Alphabetical American Anarchy

On: Tuesday, December 16, 2008

Presenting a new series called ALPHABETICAL AMERICAN ANARCHY: Defending the Liberty of Things that Rule A-Z. (A column that highlights important topics in proper alphabetical order.)

There is something that we all share as Americans, and that is a country. Which brings us to our first big “A” word ~ Alliteration. My title has it. But also, American.


Within this country, I have found this blog, and it rings true with freedom. It rings true deep in the bowels of men. This man [see image] read the blog and couldn't finish reading after one post. That is because he is not a true American or a man.

The producers of BTP may have found one of the last free forums in the world - the merciless Internet blog. A place that can only exist in America. A place where no punches are pulled or words dressed in pretty pink polo shirts with Ed Hardy sequence patches. BTP has pulled back the skin to get on everyone's nerves. They don't go with "Pay to Play" politics like a certain Gov. Blagofenogavishit. Many animals were harmed in the making of this blog, because we are men. And protecting animals is ghey.

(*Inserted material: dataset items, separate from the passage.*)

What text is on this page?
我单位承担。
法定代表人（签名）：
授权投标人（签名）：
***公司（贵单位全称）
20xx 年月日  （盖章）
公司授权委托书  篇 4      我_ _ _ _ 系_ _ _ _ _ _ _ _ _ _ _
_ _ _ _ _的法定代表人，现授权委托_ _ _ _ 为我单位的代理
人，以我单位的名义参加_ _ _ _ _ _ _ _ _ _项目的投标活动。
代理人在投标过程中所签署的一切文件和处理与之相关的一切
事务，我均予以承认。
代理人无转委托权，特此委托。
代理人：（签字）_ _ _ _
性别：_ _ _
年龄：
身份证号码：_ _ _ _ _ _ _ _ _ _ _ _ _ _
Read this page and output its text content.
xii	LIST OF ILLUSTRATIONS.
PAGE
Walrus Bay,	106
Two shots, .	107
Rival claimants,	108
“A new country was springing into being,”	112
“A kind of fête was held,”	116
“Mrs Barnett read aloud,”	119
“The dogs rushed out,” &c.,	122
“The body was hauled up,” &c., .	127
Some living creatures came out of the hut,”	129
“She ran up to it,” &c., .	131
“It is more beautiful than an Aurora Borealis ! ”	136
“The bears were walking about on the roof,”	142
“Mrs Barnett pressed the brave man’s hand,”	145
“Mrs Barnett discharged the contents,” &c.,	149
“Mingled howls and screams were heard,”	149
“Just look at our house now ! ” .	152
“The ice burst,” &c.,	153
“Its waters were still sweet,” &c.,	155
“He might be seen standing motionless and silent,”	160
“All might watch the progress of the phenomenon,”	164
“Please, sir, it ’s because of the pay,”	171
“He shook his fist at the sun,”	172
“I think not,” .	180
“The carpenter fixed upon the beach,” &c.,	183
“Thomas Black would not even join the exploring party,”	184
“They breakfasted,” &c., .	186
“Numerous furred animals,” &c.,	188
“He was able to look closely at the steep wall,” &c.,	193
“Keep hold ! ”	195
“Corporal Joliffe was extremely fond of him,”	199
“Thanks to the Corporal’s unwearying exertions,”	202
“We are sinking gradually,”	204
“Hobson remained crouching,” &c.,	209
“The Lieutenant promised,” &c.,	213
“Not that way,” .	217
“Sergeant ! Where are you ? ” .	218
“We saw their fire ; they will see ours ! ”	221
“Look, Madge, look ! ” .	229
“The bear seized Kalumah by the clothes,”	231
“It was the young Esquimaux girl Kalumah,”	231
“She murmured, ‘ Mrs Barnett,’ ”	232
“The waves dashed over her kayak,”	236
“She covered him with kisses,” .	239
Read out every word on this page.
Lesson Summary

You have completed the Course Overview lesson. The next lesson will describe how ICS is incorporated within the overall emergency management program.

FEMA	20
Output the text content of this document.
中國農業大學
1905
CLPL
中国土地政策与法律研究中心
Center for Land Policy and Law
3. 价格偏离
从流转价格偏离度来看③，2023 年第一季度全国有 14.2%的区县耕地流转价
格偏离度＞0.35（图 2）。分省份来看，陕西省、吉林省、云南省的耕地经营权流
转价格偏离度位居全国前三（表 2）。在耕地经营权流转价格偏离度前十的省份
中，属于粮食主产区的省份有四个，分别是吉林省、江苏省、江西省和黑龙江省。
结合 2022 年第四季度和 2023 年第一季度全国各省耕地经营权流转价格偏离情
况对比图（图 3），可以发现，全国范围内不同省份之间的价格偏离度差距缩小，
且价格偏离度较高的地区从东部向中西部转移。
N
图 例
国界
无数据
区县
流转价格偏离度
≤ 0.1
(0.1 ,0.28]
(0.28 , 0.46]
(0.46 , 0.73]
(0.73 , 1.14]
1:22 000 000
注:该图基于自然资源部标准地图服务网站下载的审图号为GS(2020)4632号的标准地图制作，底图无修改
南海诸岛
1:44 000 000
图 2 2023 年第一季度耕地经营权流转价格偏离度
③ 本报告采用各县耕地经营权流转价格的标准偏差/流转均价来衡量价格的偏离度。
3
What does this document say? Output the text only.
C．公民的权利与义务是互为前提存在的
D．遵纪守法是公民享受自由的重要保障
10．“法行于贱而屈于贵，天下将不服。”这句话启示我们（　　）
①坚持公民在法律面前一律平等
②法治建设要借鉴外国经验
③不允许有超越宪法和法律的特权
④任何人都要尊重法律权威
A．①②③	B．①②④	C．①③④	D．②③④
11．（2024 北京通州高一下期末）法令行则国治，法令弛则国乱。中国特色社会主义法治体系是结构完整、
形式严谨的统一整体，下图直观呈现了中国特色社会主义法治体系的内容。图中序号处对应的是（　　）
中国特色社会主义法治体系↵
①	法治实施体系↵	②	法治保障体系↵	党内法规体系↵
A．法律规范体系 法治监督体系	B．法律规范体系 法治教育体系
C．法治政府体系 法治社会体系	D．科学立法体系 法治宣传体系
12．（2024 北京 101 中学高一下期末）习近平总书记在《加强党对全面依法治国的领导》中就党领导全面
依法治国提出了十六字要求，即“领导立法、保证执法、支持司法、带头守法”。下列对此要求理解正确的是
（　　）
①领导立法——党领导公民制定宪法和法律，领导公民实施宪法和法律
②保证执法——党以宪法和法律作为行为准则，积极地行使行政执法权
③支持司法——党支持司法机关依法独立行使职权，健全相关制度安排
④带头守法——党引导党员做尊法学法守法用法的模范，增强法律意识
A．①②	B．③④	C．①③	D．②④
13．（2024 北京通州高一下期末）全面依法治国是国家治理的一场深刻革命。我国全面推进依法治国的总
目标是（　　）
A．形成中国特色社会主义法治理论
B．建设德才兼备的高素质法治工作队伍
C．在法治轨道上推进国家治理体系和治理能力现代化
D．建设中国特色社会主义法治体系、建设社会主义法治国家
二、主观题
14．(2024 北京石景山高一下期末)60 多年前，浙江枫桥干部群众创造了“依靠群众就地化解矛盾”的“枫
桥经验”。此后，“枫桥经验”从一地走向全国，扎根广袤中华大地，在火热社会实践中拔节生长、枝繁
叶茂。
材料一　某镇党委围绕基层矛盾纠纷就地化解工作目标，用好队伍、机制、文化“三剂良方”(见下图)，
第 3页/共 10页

I also came across a list of the 25 "meanest" things ever said by men here. The most important being #11. "If you're going to spit at me, make sure you hit me in the face. Don't be wasting my time." —Dennis Rodman And Dennis makes an excellent point. Don't waste my fucking time. Unless I'm at work. Or waiting to transfer airplanes cause sometimes that shit takes forever.

In between watching the Celtics dominate every team and eating Tollhouse break-n-bake
chocolate chip cookies, something clicked in my head - and it wasn't an arrow in my skull like this Chinese boy. It was the thought that there are still people out there like BTP who care enough to say what needs to be said. Whose keyboards move with animosity and vigor as if harnessing the energy of a Disturbed concert push-pit. They want us to believe in hope again, and not be pessimistic. The future doesn’t have to look like the Road Warrior. But still, if you try to siphon my gas tank, I will spike you.

In conclusion, this site reeks of patriotism. Take in the red beer, white tits, and blue poop. Because I believe again.